Stock prices are climbing for the second week in a row after the Italian pharmaceutical company announced it had reached a record $2.6 billion agreement with Astrazenecs.
Shares in Astrazenes rose 1.2 per cent to $5.60.
The shares closed on Friday at $5,621.14.
The deal gives Astrazenechs a majority stake in the AstraZeneca Group, the world’s biggest producer of drugs.
Shares of Astrazenysmedicine group rose 2.1 per cent, or $1.27, to $1,921.93.
The company said Astrazenia is looking for additional support from the US Federal Reserve and European banks.
“This will allow us to accelerate the transition to a more diversified business,” Mr. Hirschfeld said in a statement.
“This is a step forward for AstraMedica and a step back for investors.”
Shares in the company rose 3.3 per cent.
Shares in AstraShares have fallen 13 per cent since it closed its initial public offering on April 5, 2014.
The stock has lost more than 80 per cent of its value since then.
Shares in The New York Times Group have climbed 9.3% since its April 9 IPO.
Shares were down 4.7 per cent in early trading on Friday.
The company also said it will increase its dividend from 6 cents a share to 7 cents.
Shares have fallen nearly 70 per cent from their IPO price of $1 in February.

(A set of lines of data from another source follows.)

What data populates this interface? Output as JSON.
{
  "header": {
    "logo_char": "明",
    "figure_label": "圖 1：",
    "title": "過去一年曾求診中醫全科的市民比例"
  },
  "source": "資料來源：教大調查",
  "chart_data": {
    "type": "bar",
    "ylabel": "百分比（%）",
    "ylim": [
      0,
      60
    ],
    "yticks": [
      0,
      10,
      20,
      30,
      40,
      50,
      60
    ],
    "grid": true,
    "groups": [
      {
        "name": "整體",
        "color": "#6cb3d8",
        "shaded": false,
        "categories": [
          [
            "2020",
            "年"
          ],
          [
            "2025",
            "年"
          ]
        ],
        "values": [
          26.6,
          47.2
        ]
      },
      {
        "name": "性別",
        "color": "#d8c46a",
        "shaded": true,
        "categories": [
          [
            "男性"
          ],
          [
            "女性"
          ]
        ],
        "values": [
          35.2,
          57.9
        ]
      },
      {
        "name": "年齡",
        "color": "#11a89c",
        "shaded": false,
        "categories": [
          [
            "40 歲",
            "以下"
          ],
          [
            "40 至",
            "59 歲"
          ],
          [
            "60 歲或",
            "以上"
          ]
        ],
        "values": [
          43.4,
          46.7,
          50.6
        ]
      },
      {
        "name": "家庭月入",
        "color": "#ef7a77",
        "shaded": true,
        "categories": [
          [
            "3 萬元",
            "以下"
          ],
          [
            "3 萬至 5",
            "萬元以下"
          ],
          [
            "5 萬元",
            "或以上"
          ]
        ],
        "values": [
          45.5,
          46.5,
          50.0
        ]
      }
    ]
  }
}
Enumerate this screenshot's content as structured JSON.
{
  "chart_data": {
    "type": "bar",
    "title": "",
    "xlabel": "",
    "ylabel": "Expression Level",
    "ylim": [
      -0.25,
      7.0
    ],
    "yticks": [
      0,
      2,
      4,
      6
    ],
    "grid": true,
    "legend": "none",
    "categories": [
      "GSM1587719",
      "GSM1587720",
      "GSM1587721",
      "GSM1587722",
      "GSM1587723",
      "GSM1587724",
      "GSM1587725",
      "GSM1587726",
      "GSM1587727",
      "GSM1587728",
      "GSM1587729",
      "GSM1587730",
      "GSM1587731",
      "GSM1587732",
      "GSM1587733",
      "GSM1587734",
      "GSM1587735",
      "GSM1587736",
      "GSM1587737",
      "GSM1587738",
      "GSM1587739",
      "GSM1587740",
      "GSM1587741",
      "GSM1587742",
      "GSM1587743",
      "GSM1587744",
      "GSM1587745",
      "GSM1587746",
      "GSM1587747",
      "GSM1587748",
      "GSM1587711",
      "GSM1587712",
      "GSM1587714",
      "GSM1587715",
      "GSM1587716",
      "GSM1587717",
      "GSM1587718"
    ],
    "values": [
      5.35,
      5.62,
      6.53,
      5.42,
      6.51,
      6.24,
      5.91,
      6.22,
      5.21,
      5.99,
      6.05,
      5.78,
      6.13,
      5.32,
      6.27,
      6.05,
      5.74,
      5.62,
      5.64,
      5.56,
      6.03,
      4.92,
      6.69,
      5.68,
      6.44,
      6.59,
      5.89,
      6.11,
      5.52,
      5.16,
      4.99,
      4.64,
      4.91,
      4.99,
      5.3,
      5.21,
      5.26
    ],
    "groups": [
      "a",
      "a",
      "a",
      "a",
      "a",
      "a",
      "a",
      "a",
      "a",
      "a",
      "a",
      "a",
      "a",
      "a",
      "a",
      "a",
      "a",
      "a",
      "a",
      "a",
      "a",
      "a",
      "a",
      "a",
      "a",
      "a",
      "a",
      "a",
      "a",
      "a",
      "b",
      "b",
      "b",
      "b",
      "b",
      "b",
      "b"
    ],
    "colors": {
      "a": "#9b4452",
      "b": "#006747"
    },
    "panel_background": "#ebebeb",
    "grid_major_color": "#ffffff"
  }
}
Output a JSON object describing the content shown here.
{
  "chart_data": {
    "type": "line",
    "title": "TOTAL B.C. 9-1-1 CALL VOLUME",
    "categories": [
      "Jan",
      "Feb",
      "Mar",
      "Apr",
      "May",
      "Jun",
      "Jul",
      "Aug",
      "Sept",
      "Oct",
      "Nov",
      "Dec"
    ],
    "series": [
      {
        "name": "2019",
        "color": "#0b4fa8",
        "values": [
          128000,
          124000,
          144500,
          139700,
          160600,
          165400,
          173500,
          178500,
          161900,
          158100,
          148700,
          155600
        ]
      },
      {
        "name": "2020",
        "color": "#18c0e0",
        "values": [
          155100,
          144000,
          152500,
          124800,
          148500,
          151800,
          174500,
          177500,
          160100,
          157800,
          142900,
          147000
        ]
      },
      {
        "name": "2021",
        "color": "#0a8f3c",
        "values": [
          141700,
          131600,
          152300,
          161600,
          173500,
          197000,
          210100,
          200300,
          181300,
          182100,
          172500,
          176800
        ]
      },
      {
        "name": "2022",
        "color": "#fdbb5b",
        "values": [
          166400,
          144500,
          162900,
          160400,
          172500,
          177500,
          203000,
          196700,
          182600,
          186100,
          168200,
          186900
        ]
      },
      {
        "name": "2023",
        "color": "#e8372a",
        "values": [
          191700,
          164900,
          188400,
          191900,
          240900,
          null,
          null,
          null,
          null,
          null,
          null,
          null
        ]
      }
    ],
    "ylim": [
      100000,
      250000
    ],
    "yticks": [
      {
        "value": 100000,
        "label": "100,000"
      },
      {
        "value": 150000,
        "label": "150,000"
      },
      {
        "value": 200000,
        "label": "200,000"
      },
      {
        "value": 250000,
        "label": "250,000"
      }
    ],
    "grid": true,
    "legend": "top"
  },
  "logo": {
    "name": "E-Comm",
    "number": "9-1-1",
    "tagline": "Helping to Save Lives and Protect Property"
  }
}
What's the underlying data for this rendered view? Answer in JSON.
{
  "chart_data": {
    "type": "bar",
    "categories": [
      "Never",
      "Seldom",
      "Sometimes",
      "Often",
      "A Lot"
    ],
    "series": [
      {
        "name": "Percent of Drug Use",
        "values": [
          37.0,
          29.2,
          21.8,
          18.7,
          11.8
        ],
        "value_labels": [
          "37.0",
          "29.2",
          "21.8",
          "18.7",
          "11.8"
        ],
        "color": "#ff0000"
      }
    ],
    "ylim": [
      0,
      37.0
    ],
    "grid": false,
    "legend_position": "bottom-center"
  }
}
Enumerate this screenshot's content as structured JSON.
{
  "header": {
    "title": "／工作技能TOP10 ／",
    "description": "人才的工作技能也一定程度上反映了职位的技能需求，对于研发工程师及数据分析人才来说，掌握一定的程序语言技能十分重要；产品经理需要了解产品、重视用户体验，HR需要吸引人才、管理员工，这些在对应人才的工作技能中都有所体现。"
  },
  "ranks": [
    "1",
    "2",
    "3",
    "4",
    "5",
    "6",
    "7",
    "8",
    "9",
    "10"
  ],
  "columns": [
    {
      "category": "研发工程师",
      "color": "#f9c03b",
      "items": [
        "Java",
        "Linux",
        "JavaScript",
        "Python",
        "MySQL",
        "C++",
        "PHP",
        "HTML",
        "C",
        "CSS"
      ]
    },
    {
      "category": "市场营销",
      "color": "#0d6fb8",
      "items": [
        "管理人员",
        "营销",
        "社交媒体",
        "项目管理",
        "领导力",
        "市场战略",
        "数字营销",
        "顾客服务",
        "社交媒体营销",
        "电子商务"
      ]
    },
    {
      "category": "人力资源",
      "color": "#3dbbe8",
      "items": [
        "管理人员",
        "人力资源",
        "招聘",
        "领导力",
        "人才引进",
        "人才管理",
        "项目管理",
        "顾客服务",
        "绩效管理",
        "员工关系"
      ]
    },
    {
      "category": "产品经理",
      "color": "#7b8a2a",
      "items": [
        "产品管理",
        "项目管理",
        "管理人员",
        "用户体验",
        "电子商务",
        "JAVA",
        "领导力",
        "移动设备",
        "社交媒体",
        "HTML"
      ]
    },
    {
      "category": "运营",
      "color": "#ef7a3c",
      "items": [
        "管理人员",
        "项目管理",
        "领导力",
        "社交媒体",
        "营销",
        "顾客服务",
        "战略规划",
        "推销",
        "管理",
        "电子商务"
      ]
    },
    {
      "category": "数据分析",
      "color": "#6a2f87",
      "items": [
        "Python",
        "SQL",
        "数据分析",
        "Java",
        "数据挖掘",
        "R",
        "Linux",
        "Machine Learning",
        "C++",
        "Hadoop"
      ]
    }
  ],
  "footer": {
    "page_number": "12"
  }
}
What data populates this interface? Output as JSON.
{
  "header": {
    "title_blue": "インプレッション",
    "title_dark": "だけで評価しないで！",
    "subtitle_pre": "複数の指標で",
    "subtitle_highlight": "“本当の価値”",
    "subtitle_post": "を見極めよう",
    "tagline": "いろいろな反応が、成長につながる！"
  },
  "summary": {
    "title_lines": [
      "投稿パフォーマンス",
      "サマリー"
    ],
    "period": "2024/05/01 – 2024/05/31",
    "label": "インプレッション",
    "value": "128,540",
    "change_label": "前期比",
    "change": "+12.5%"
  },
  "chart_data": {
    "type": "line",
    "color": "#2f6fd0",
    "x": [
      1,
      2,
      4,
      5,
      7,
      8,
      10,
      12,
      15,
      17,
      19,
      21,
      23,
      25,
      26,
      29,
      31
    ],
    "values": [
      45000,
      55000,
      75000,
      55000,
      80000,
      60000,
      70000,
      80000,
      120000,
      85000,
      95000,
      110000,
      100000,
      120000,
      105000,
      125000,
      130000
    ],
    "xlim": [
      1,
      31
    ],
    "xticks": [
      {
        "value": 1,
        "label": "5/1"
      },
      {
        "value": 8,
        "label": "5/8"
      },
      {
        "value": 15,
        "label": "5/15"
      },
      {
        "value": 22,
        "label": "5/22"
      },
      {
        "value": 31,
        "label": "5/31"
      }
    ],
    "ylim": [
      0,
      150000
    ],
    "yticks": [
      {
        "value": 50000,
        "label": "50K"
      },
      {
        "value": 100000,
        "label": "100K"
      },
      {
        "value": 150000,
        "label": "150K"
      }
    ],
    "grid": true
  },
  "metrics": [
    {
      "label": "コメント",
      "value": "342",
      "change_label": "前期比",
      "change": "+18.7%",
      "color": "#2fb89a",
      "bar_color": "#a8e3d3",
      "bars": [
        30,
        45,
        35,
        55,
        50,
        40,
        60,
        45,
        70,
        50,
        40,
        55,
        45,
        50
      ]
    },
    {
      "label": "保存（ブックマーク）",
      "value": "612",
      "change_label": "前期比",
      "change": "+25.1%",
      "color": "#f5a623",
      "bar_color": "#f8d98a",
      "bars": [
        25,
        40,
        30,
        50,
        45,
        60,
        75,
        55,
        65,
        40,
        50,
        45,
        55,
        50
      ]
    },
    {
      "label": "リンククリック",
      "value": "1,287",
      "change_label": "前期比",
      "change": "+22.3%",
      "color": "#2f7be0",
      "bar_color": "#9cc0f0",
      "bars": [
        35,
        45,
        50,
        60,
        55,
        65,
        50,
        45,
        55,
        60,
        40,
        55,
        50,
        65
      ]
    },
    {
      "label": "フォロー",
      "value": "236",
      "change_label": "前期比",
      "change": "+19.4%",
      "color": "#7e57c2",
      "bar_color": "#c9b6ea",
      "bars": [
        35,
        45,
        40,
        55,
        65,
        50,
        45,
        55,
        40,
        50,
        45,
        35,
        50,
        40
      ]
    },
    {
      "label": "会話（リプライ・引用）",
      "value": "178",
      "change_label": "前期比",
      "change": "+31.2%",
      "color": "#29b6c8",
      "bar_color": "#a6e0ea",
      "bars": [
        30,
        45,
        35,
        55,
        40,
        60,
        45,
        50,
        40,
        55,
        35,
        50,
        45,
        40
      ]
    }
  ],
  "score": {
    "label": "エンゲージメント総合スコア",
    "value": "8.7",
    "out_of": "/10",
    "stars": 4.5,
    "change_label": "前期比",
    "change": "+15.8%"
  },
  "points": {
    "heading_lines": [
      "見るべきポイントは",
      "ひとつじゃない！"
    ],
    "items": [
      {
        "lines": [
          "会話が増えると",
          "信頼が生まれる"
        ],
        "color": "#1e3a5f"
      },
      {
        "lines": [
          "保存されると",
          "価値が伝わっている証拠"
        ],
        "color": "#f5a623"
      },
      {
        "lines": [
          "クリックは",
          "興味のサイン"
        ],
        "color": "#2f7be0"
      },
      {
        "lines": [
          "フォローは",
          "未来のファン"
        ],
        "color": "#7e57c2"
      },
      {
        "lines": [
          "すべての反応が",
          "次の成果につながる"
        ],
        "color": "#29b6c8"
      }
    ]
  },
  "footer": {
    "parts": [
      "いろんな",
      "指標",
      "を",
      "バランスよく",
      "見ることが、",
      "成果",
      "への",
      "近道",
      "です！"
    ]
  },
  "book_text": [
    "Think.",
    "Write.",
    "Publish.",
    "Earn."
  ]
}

In December, AstraCare and AstraZa, a medical device company, announced a deal to merge to form the UnitedHealth Group, a global healthcare company that will own Astra, Astrazenic and the New York-based AstraGroup.
“The Astra group will focus on expanding the breadth of its drug development and product development portfolio, which is expected to include products for Alzheimer’s disease, cancer, heart disease and stroke, as well as diabetes and asthma,” the companies said in announcing the merger.